L’antica vergogna pagana, col cristianesimo, diviene colpa individuale, per essere poi considerata una responsabilità spalmabile sul sistema. Non imputabilità ed incapacità sono ammesse però soltanto se sostenute da malattia, perché questa va curata e non punita come peccato.

Alle sfere dei pianeti che l’anima deve attraversare nel suo viaggio di discesa, intrapreso per incarnarsi, corrispondono i 7 peccati capitali. Nel risalire a ritroso, fino all’Ogdoade, l’anima restituisce gli elementi caratteristici, ricevuti durante il percorso dai principali demoni della cosmologia gnostica. Il male è negazione della volontà divina, ma è insito negli spiriti (pneumata) delle stelle mobili che influenzano l’uomo attraverso i cinque sensi.
Questa tradizione viene confermata dal passo evangelico di Luca (8, 2) che descrive la Maddalena liberata da sette demoni. L’intelaiatura astrologica dei caratteri planetari veniva tramandata anche in ambito pagano da Servio Mario Onorato, nel suo commento all’Eneide, nonché da Orazio, iniziato alla scuola stoica di Posidonio.
La nozione stoica di sympatheia, l’unità tra le parti del sapere, esprime la connessione tra le varie componenti dell’universo. Posidonio imputava le passioni ad un’irrazionale facoltà originaria dell’anima. 7 i demoni planetari, i vizi capitali, i caratteri patologici, a capo di tutti gli altri. Si contrappongono agli spiriti del Signore fioriti sul tronco dell’albero di Iesse (Isaia II, 2).
L’apparato delle virtù si basa sul quaternario delle virtù cardinali enunciate da Platone, unite alla terna teologale dell’apostolo dei gentili. O forse si tratta di due trinità ricomposte con una unità? Riassumendo le tre strutture (cuore, anima, mente) ed i quattro elementi, l’uomo è una Shabna, un’eptade, un settenario, come i colori, o i metalli.

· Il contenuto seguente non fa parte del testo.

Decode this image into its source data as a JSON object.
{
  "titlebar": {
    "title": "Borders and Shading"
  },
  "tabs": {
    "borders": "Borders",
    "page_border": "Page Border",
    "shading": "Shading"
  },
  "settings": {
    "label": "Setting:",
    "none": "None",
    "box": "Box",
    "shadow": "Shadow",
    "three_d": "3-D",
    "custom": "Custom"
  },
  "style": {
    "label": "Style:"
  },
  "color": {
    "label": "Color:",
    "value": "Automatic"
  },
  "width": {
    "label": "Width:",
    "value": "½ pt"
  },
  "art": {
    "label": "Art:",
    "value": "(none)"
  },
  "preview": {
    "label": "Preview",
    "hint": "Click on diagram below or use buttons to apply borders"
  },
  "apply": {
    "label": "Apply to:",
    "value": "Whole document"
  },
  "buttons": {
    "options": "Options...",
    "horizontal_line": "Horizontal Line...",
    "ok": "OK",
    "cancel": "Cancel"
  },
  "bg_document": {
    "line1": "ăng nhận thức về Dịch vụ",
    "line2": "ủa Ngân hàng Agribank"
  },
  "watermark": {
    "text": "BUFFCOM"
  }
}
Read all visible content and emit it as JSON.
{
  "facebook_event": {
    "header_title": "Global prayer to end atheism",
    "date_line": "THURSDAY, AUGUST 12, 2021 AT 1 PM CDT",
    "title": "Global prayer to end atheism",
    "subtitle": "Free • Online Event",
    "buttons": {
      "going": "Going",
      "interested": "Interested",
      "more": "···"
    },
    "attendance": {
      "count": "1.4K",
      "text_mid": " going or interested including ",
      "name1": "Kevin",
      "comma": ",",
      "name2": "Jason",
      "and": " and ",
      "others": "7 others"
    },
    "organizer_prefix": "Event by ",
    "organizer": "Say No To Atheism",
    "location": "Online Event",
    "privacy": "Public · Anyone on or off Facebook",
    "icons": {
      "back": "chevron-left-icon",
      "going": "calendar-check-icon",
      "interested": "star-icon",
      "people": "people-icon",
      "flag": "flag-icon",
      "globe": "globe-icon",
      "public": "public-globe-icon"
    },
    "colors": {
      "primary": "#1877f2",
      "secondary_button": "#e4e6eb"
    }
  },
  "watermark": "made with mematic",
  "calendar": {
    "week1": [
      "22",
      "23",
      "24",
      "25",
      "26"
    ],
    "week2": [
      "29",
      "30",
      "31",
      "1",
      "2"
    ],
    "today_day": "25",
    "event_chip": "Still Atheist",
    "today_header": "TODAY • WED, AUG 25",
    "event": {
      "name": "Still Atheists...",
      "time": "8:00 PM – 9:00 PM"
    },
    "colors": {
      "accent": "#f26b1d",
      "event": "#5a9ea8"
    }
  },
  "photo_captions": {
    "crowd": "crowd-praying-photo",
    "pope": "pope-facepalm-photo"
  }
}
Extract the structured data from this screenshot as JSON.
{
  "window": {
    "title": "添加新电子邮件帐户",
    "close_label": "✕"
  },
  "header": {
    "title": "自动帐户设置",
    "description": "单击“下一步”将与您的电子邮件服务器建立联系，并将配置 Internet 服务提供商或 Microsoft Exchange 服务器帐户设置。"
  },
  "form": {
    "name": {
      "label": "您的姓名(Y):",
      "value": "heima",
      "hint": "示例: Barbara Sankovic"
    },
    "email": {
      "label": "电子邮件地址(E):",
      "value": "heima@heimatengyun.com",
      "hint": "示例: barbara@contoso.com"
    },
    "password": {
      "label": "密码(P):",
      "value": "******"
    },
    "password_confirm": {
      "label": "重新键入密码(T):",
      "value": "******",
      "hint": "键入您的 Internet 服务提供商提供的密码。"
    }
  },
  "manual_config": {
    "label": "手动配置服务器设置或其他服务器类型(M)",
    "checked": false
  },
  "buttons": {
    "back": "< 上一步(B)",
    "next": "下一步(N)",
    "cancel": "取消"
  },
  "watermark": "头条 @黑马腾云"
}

I mali da cui discendono tutti gli altri sono principalmente l’attaccamento ai beni materiali (philarghyria), ricerca di affermazione di sé (kenodoxia), ingordigia del ventre (gastrimarghia). E questo è un qualcosa che può verificarsi sia con l’anticipazione del pasto (praepropere), sia prediligendo alimenti troppo costosi, raffinati o sofisticati (laute), come mangiando più del necessario (nimis), o elaborando le pietanze con eccessiva ricercatezza (studiose), oppure in maniera esagerata.

L’absolutus, sciolto dai vincoli, non è di questo mondo!
La perdita della sensazione di piacere si esalta nell’immaterialità del distacco dalla consistenza corporea. La spiritualità si rafforza ad ogni arretramento di sensualità; così aumenta la fiducia in se stessi e la forza di volontà si esprime nell’astensione.
Cedere alla tentazione è manifestazione di akrasia (debolezza di volontà). Mentre la valutazione della qualità dei cibi è educazione del gusto, discernimento del palato.
Ma la gola non va confusa con il palato, glutonnery con gourmandise.
E’ un vizio, un peccato, una malattia, un affronto alla miseria, come anche una manifestazione dell’insaziabilità dell’anima!